Et, profitant de ce que M. Gillenormand reprenait haleine, le lancier
ajouta magistralement:
—Il ne devrait pas y avoir d'autre journal que le Moniteur et d'autre
livre que l'Annuaire militaire.
M. Gillenormand poursuivit:
—C'est comme leur Sieyès! un régicide aboutissant à un sénateur! car
c'est toujours par là qu'ils finissent. On se balafre avec le tutoiement
citoyen pour arriver à se faire dire monsieur le comte. Monsieur le
comte gros comme le bras, des assommeurs de septembre! Le philosophe
Sieyès! Je me rends cette justice que je n'ai jamais fait plus de cas
des philosophies de tous ces philosophes-là que des lunettes du
grimacier de Tivoli! J'ai vu un jour les sénateurs passer sur le quai
Malaquais en manteaux de velours violet semés d'abeilles avec des
chapeaux à la Henri IV. Ils étaient hideux. On eût dit les singes de la
cour du tigre. Citoyens, je vous déclare que votre progrès est une
folie, que votre humanité est un rêve, que votre révolution est un
crime, que votre République est un monstre, que votre jeune France
pucelle sort du lupanar, et je vous le soutiens à tous, qui que vous
soyez, fussiez-vous publicistes, fussiez-vous économistes, fussiez-vous
légistes, fussiez-vous plus connaisseurs en liberté, en égalité et en
fraternité que le couperet de la guillotine! Je vous signifie cela, mes
bonshommes!
—Parbleu, cria le lieutenant, voilà qui est admirablement vrai.

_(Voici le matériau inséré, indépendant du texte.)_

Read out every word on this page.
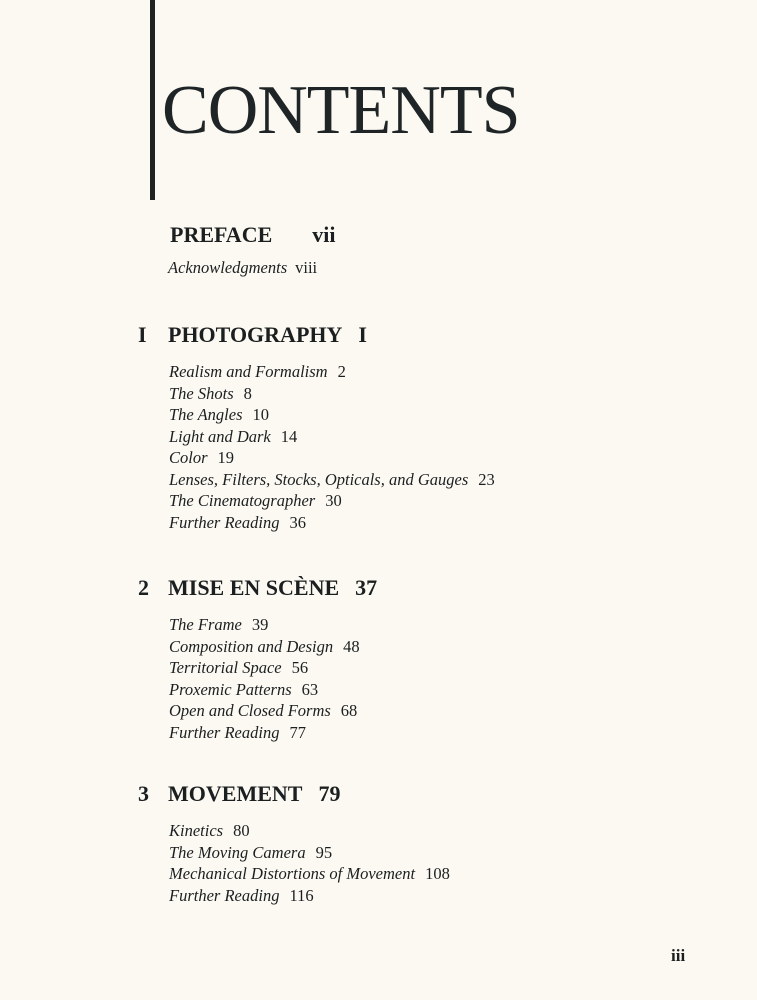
CONTENTS
PREFACE vii
Acknowledgments viii
I PHOTOGRAPHY I
Realism and Formalism 2
The Shots 8
The Angles 10
Light and Dark 14
Color 19
Lenses, Filters, Stocks, Opticals, and Gauges 23
The Cinematographer 30
Further Reading 36
2 MISE EN SCÈNE 37
The Frame 39
Composition and Design 48
Territorial Space 56
Proxemic Patterns 63
Open and Closed Forms 68
Further Reading 77
3 MOVEMENT 79
Kinetics 80
The Moving Camera 95
Mechanical Distortions of Movement 108
Further Reading 116
iii
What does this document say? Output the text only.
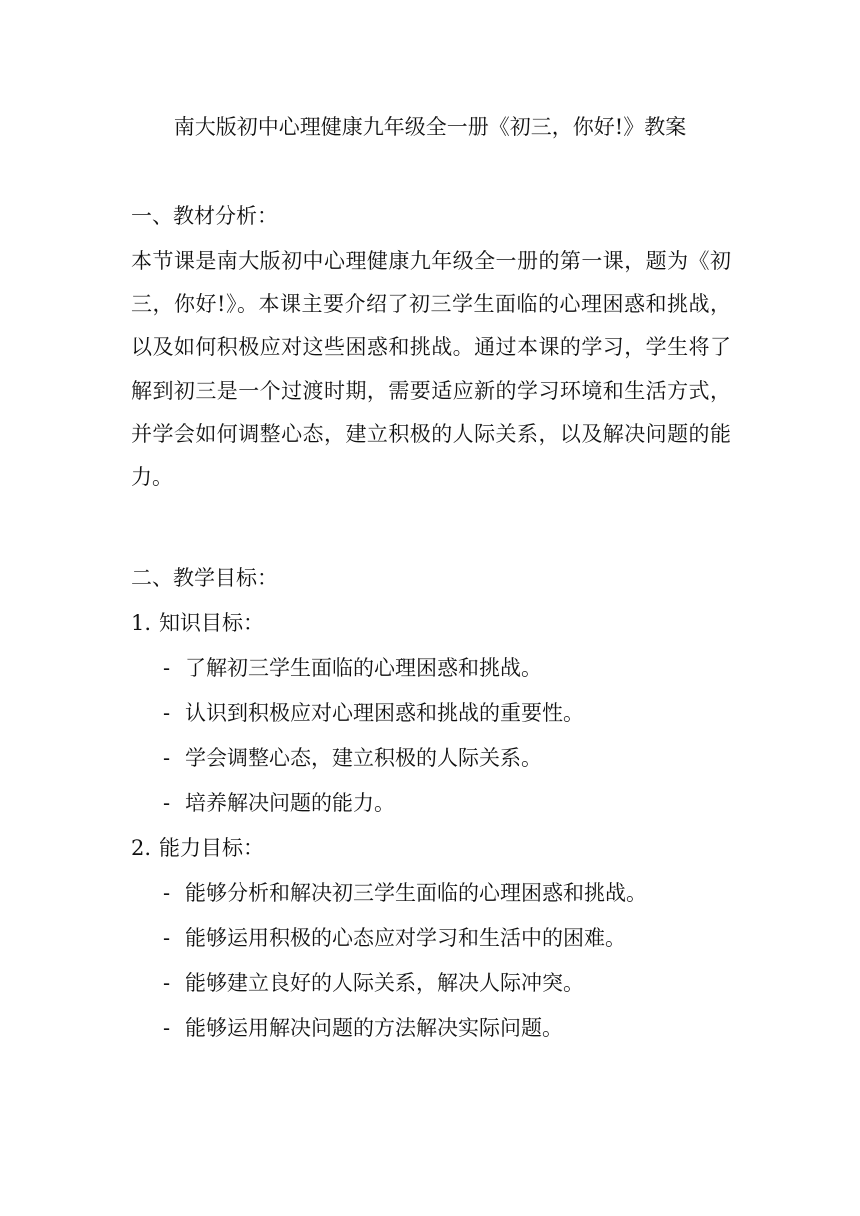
南大版初中心理健康九年级全一册《初三，你好!》教案
一、教材分析：
本节课是南大版初中心理健康九年级全一册的第一课，题为《初三，你好!》。本课主要介绍了初三学生面临的心理困惑和挑战，以及如何积极应对这些困惑和挑战。通过本课的学习，学生将了解到初三是一个过渡时期，需要适应新的学习环境和生活方式，并学会如何调整心态，建立积极的人际关系，以及解决问题的能力。
二、教学目标：
1. 知识目标：
- 了解初三学生面临的心理困惑和挑战。
- 认识到积极应对心理困惑和挑战的重要性。
- 学会调整心态，建立积极的人际关系。
- 培养解决问题的能力。
2. 能力目标：
- 能够分析和解决初三学生面临的心理困惑和挑战。
- 能够运用积极的心态应对学习和生活中的困难。
- 能够建立良好的人际关系，解决人际冲突。
- 能够运用解决问题的方法解决实际问题。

M. Gillenormand interrompit un geste qu'il avait commencé, se retourna,
regarda fixement le lancier Théodule entre les deux yeux, et lui dit:
—Vous êtes un imbécile.
Le remplaçant
Le hasard fit que le régiment dont était le lieutenant Théodule vint
tenir garnison à Paris. Ceci fut l'occasion d'une deuxième idée pour la
tante Gillenormand. Elle avait, une première fois, imaginé de faire
surveiller Marius par Théodule; elle complota de faire succéder Théodule
à Marius.
À toute aventure, et pour le cas où le grand-père aurait le vague besoin
d'un jeune visage dans la maison, ces rayons d'aurore sont quelquefois
doux aux ruines, il était expédient de trouver un autre Marius. Soit,
pensa-t-elle, c'est un simple erratum comme j'en vois dans les livres;
Marius, lisez Théodule.
Un petit-neveu est l'à peu près d'un petit-fils; à défaut d'un avocat,
on prend un lancier.
Un matin, que M. Gillenormand était en train de lire quelque chose comme
la Quotidienne, sa fille entra, et lui dit de sa voix la plus douce,
car il s'agissait de son favori:
—Mon père, Théodule va venir ce matin vous présenter ses respects.
—Qui ça, Théodule?
—Votre petit-neveu.
—Ah! fit le grand-père.
Puis il se remit à lire, ne songea plus au petit-neveu qui n'était qu'un
Théodule quelconque, et ne tarda pas à avoir beaucoup d'humeur, ce qui
lui arrivait presque toujours quand il lisait. La «feuille», qu'il
tenait, royaliste d'ailleurs, cela va de soi, annonçait pour le
lendemain, sans aménité aucune, un des petits événements quotidiens du
Paris d'alors:
—Que les élèves des écoles de droit et de médecine devaient se réunir
sur la place du Panthéon à midi;—pour délibérer.—Il s'agissait d'une
des questions du moment, de l'artillerie de la garde nationale, et d'un
conflit entre le ministre de la guerre et «la milice citoyenne» au sujet
des canons parqués dans la cour du Louvre. Les étudiants devaient
«délibérer» là-dessus. Il n'en fallait pas beaucoup plus pour gonfler M.
Gillenormand.
Il songea à Marius, qui était étudiant, et qui, probablement, irait,
comme les autres, «délibérer, à midi, sur la place du Panthéon».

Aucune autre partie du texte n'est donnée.